Turing machines are generally agreed to be the appropriate mathematical idealization describing the capabilities of actual digital computers, that is, for problems involving finite binary strings, integers, or anything encodable as such (e.g. rational numbers with numerator/denominator or finite graphs). With regard to computations on real numbers on the other hand, two major extensions have become well established:

  • Recursive Analysis considers computation on reals in terms of infinite approximations by rational numbers.
  • Blum-Shub-Smale machines ('algebraic model') perform finitely many arithmetic operations on real numbers exactly.

The classical theory of computation (models and algorithms, computability and complexity, semantics and specification etc.) is concerned with discrete problems, that is, over bits or integers.
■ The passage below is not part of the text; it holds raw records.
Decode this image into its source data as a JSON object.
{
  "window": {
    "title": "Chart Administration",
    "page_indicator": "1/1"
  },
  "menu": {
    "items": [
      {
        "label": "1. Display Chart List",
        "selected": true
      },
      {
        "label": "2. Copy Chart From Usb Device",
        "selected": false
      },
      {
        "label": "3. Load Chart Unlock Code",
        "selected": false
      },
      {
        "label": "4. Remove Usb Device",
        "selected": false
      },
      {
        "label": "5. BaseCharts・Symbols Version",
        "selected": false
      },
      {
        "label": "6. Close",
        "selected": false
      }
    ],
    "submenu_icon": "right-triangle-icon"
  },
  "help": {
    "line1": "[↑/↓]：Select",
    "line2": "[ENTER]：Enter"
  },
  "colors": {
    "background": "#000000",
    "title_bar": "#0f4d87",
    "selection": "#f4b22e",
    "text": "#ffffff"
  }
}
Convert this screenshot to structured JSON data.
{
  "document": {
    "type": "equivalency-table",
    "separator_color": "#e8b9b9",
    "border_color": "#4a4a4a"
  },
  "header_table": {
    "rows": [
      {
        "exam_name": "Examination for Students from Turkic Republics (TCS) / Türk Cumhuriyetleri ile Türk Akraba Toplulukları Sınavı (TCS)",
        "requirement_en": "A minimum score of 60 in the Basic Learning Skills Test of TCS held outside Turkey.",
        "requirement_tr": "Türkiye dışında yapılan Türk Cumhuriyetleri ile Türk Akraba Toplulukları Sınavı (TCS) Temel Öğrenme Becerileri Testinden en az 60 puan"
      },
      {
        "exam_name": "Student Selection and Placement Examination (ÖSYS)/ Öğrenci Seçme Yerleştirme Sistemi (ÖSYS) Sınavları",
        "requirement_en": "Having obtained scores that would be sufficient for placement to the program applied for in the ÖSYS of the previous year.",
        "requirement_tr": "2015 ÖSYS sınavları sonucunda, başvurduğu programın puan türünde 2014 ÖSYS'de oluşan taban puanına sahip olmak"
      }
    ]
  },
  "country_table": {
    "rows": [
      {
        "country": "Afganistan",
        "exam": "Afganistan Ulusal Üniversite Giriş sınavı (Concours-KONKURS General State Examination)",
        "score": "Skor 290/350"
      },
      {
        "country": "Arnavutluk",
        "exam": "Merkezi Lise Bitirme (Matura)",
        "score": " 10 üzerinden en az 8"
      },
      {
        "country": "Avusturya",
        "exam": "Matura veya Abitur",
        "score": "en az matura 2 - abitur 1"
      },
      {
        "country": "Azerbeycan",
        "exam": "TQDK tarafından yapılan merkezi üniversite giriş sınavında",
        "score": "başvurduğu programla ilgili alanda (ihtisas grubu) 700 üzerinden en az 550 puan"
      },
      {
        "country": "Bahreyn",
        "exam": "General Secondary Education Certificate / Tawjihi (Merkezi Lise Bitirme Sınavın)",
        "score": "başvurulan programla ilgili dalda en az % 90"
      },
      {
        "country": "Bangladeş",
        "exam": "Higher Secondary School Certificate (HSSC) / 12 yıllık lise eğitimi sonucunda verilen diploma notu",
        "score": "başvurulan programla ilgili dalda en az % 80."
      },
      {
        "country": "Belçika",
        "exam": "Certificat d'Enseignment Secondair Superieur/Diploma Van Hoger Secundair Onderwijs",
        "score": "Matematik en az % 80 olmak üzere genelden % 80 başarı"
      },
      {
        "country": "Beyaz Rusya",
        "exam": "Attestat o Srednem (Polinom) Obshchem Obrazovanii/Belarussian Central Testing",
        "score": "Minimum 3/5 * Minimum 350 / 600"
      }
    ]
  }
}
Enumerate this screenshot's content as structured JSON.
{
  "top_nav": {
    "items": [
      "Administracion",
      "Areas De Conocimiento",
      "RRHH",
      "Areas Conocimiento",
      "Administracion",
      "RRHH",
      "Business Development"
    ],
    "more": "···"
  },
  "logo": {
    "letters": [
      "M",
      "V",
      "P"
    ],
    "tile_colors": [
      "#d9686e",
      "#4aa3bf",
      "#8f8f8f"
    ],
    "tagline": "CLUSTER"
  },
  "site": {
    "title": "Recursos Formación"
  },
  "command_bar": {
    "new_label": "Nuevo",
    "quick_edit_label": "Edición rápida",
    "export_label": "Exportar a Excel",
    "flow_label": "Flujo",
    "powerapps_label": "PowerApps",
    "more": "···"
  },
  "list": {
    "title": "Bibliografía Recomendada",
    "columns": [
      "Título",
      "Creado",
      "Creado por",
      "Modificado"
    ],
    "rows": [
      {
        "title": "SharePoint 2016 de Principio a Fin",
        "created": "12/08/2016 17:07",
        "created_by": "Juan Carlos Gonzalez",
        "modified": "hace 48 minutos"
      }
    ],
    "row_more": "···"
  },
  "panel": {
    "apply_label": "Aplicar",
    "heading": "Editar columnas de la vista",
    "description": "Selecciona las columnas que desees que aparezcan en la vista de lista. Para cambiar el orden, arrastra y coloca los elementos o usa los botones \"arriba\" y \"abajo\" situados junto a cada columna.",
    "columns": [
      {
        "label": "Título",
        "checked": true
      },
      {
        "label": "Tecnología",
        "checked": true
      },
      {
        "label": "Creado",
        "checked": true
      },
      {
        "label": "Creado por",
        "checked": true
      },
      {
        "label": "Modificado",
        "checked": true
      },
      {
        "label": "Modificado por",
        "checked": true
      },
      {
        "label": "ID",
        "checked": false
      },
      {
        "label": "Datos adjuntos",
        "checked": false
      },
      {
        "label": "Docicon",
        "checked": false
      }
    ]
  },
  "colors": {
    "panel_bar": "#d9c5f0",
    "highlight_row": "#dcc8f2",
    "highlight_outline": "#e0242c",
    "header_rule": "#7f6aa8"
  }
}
We apply, adapt, and newly develop such methods and concepts to the many continuous problems pertaining to and arising in analysis/numerics, algebra, and physics. This includes devising and analyzing rigorous algorithms for calculations involving real (and complex) numbers, functions, and operators; and proving them optimal by relating to famous open conjectures like “$P \ne NP$”, both in the bit-cost and in the algebraic model aka Blum-Shub-Smale machine. Promising (e.g. parameterized polynomial-time) algorithms are implemented in an imperative object-oriented programming language, and their practical performance evaluated empirically.